How to Clean Text Data in Python for NLP Tasks

To clean text data in Python for NLP, use string methods and libraries like re for removing unwanted characters, convert text to lowercase with .lower(), and tokenize using split() or nltk.word_tokenize(). This prepares text for better analysis and model training.

📐

Syntax

Cleaning text usually involves these steps:

Lowercasing: Convert all text to lowercase using text.lower().
Removing punctuation: Use re.sub() to delete punctuation marks.
Removing numbers: Use regular expressions to remove digits.
Tokenization: Split text into words using text.split() or nltk.word_tokenize().
Removing stopwords: Filter out common words like 'the', 'and' using a stopword list.

python

import re
from nltk.corpus import stopwords
from nltk.tokenize import word_tokenize

text = "Hello World! This is a sample text, with numbers 123 and punctuation."

# Lowercase
text = text.lower()

# Remove punctuation
text = re.sub(r'[^\w\s]', '', text)

# Remove numbers
text = re.sub(r'\d+', '', text)

# Tokenize
tokens = word_tokenize(text)

# Remove stopwords
stop_words = set(stopwords.words('english'))
tokens = [word for word in tokens if word not in stop_words]

print(tokens)

Output

['hello', 'world', 'sample', 'text', 'numbers', 'punctuation']

💻

Example

This example shows how to clean a sentence by lowercasing, removing punctuation and numbers, tokenizing, and removing stopwords using Python and NLTK.

python

import re
import nltk
from nltk.corpus import stopwords
from nltk.tokenize import word_tokenize

# Download required NLTK data
nltk.download('punkt')
nltk.download('stopwords')

text = "Hello World! This is a sample text, with numbers 123 and punctuation."

# Step 1: Lowercase
text = text.lower()

# Step 2: Remove punctuation
text = re.sub(r'[^\w\s]', '', text)

# Step 3: Remove numbers
text = re.sub(r'\d+', '', text)

# Step 4: Tokenize
tokens = word_tokenize(text)

# Step 5: Remove stopwords
stop_words = set(stopwords.words('english'))
tokens = [word for word in tokens if word not in stop_words]

print(tokens)

Output

['hello', 'world', 'sample', 'text', 'numbers', 'punctuation']

⚠️

Common Pitfalls

Common mistakes when cleaning text data include:

Not lowercasing text, causing duplicates like 'Hello' and 'hello'.
Removing punctuation without considering contractions (e.g., "don't" becomes "dont").
Removing stopwords blindly, which might remove important words depending on context.
Not handling special characters or emojis that may affect tokenization.

python

import re

text = "Don't remove contractions carelessly!"

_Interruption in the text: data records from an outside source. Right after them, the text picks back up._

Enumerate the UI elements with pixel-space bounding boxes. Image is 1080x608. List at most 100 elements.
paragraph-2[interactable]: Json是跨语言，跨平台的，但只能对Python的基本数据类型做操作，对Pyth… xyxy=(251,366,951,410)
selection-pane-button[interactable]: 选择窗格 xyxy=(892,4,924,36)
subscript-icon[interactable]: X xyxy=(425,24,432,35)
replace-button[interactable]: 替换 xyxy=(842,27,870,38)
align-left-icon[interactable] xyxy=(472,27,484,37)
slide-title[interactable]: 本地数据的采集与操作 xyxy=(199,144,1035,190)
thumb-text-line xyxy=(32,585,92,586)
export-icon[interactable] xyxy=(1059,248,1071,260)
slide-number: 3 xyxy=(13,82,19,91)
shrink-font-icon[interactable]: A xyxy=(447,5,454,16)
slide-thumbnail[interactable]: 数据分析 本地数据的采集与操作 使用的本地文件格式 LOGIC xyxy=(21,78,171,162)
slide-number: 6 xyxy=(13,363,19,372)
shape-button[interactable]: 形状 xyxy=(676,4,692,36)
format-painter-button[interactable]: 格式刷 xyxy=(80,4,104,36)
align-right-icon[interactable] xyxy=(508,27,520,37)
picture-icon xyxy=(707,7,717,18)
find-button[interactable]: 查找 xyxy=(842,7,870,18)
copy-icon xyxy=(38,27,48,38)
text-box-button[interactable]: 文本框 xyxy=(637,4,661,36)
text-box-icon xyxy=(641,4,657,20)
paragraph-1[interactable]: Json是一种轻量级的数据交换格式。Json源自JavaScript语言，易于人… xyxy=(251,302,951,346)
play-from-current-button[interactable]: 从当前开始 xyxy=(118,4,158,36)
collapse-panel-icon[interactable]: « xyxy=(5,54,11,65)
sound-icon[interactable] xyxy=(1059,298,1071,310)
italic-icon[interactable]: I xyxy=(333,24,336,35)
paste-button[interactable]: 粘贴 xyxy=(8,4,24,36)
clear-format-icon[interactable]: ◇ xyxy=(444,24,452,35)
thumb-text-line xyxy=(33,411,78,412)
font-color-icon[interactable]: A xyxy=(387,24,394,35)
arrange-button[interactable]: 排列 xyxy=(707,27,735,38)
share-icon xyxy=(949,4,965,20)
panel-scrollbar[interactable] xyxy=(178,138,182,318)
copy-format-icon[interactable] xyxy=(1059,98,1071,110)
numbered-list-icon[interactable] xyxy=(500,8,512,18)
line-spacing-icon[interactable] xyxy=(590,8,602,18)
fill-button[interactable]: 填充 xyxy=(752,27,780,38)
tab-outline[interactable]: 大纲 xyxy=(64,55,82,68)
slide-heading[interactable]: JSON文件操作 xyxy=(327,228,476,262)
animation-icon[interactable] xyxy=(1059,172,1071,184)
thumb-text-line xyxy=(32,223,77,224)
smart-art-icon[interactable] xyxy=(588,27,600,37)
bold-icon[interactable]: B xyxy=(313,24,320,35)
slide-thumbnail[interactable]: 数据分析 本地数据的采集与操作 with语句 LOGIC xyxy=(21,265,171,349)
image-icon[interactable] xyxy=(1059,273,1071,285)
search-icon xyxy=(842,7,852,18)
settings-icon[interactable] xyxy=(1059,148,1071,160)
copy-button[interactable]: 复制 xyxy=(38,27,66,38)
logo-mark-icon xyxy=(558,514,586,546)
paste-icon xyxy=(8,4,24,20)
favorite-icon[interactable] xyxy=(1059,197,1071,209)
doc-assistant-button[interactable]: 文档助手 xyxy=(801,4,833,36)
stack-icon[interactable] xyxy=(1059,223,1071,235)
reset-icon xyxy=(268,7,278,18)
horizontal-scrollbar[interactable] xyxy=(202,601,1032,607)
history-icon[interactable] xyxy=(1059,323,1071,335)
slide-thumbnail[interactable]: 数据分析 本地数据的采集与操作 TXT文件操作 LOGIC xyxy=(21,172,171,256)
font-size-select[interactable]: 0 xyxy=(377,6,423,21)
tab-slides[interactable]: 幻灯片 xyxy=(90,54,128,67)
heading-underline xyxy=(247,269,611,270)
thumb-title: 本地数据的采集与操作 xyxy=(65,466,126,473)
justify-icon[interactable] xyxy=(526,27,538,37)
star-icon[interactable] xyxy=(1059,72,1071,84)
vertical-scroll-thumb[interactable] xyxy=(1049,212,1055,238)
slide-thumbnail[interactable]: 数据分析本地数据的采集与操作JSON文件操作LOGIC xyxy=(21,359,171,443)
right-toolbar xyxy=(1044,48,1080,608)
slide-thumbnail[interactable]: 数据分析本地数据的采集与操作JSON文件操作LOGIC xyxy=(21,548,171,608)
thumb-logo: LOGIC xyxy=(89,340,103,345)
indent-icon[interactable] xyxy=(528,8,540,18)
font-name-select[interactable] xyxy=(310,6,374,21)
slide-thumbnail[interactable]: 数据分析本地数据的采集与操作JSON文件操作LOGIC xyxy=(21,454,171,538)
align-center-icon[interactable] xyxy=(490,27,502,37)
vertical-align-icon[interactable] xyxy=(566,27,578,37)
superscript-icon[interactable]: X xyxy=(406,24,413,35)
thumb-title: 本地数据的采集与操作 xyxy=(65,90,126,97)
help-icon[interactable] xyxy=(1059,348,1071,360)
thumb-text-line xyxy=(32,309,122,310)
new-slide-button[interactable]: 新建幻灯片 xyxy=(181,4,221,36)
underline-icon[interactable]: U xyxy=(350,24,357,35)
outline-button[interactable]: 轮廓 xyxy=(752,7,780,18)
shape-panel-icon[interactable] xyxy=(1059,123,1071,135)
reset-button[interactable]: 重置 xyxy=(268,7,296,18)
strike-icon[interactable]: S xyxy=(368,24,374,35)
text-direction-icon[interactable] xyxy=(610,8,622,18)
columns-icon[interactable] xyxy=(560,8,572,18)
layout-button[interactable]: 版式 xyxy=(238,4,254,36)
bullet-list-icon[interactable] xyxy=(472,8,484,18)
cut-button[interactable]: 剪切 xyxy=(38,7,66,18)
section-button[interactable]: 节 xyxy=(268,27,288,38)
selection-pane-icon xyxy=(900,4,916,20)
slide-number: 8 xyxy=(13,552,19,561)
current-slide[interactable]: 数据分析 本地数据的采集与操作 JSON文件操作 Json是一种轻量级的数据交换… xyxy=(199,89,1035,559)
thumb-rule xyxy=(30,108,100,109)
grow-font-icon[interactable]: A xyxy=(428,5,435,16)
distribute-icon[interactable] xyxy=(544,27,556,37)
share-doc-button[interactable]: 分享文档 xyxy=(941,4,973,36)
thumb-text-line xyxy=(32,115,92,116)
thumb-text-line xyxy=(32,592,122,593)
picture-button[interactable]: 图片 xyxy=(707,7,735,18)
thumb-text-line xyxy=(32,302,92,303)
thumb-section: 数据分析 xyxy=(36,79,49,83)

# Wrong: removing all punctuation removes apostrophes
wrong_clean = re.sub(r'[^\w\s]', '', text.lower())

# Right: keep apostrophes for contractions
right_clean = re.sub(r"[^\w\s']", '', text.lower())

print('Wrong:', wrong_clean)
print('Right:', right_clean)

Output

Wrong: dont remove contractions carelessly Right: don't remove contractions carelessly

📊

Quick Reference

Summary tips for cleaning text data in Python:

Always lowercase text to unify words.
Use re.sub() to remove unwanted characters.
Tokenize text to work with words individually.
Use stopword lists carefully based on your task.
Test cleaning steps on sample data to avoid losing important info.

✅

Key Takeaways

Lowercase all text to avoid case mismatches.

Remove punctuation and numbers using regular expressions.

Tokenize text to split it into meaningful words.

Remove stopwords only if they do not carry important meaning.

Test your cleaning steps to keep useful information.